Suddenly, a slinky, rippling shadow flowed from the seam of the curtains, revealing a coif of dark hair that was somehow swept even higher than Roman remembered. Asa van Groen held his long arms out from his sides, the pale skin of his hands seeming to glow. All his wide white teeth showed in his broad smile, and even from such a distance, Roman fancied he could see the sparkle in the man’s eyes.
“Gentle folk!” he called out in a rich, robust voice. “Yours have been favored to be the very first western eyes to behold the miraculous and dan-gerous spectacle that waits behind this curtain. If... you dare look upon it.” Van Groen’s mesmerizing voice inflected the words in such a way that even Roman found himself leaning forward, as if he’d no idea what was behind the curtain.

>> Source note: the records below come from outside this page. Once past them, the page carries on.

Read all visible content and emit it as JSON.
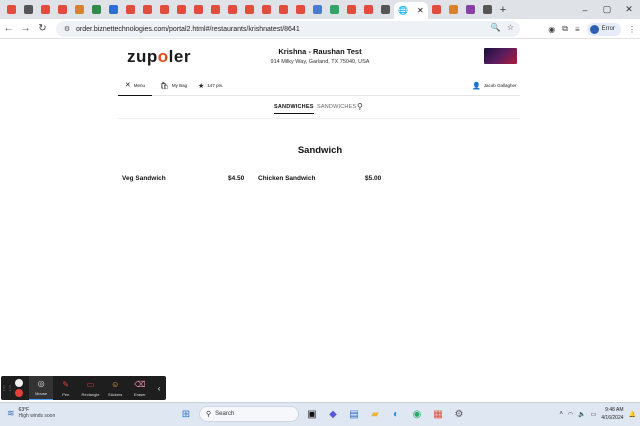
{
  "browser": {
    "url": "order.biznettechnologies.com/portal2.html#/restaurants/krishnatest/8641",
    "profile_status": "Error",
    "tab_colors": [
      "#e24c3c",
      "#555555",
      "#e24c3c",
      "#e24c3c",
      "#d9822b",
      "#2f8a4c",
      "#2f6bd6",
      "#e24c3c",
      "#e24c3c",
      "#e24c3c",
      "#e24c3c",
      "#e24c3c",
      "#e24c3c",
      "#e24c3c",
      "#e24c3c",
      "#e24c3c",
      "#e24c3c",
      "#e24c3c",
      "#4a7bd0",
      "#2fa56a",
      "#e24c3c",
      "#e24c3c",
      "#555555"
    ],
    "window_controls": [
      "–",
      "▢",
      "✕"
    ]
  },
  "header": {
    "logo_prefix": "zup",
    "logo_o": "o",
    "logo_suffix": "ler",
    "restaurant_name": "Krishna - Raushan Test",
    "restaurant_address": "914 Milky Way, Garland, TX 75040, USA"
  },
  "nav": {
    "menu_label": "Menu",
    "bag_label": "My Bag",
    "points_label": "147 pts.",
    "user_name": "Jacob Gallagher"
  },
  "category_tabs": [
    "SANDWICHES",
    "SANDWICHES"
  ],
  "section": {
    "title": "Sandwich",
    "items": [
      {
        "name": "Veg Sandwich",
        "price": "$4.50"
      },
      {
        "name": "Chicken Sandwich",
        "price": "$5.00"
      }
    ]
  },
  "recorder": {
    "tools": [
      "Mouse",
      "Pen",
      "Rectangle",
      "Stickers",
      "Eraser"
    ]
  },
  "taskbar": {
    "temperature": "63°F",
    "weather_desc": "High winds soon",
    "search_placeholder": "Search",
    "time": "9:48 AM",
    "date": "4/16/2024"
  }
}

He felt Fran’s shoulder press into his arm. “He’s very good, isn’t he?”
Roman nodded.
“For it is not a sight for the faint of heart—or for those easily swept up in the tide of romantic longing!” Van Groen paced the width of the curtain now, his gaze flowing over the audience, his white hands waving hypnotically in time with his words. “Thousands of miles! From the strangest land ever inhabited by man! Where the people are ruled by golden statues and beastly sorcerers, and where the sand stretches away farther than the horizon at sea and a simple traveler might wander and wander . . .” Here, van Groen held his arm before him and stared past his fingertips before whispering, “Forever.”
He whipped around to the crowd again. “But tonight!” he cried, causing a good portion of the audience to startle and then la
ugh nervously at themselves. “Through a highly secret agreement with none other than the king of that very land himself, I bring to you two of Egypt’s most prized and coveted jewels. Kahn the Terrible and his mistress, the queen of the River Nile!” Van Groen held up his arms again and stepped to the side as the curtains split in the center and spread open.
The crowd gasped and clapped.
And there was Isra, standing before the wagon with van Groen’s whip in one hand, looking rather startled herself at her abrupt revelation. Her dark eyes were wide beneath the awkward crown upon her head, but Roman had to admit that, from a distance, the complete costume was quite impressive. The white cloth he’d only seen folded in her hands was a long, flowing sheath. It shimmered in the torchlight against her raven hair and dusky skin, and when she raised her hands to indicate the cage behind her, Roman saw a cape attached at her shoulders, knotted tassels along the undersides of her arms.
The painted wooden sides of Kahn’s conveyance had been dropped down to reveal ceiling-to-floor bars, and in the far left corner of the crate the tiger lay, his glittering eyes taking in the crowd apathetically. He licked each of his cheek pads in turn and then looked away.
The applause died away after several moments, and soon the only sounds in the chilly night air were the shuffling of feet, the hissing of the flames, the sounds of the night insects. On Roman’s shoulder, Lou gave a pair of short cheeps.
“Does it do a trick?” someone from the crowd shouted.
“’E’s only lying there.”
“I want to touch it.”
“I want my penny back.”
The grumblings grew louder and more discontented with each passing moment, and Roman felt a knot of unease in his stomach as he saw the panic creeping across Isra’s face.
“Uh-oh,” Fran murmured at his side. “She’s losing them.”
“How can she lose them?” Roman demanded. “She hasn’t done anything.”
“Exactly,” Fran said, and her eyebrows flinched up a bit. “Don’t worry. Asa won’t let it carry on much longer. He’ll save her, mark my words.”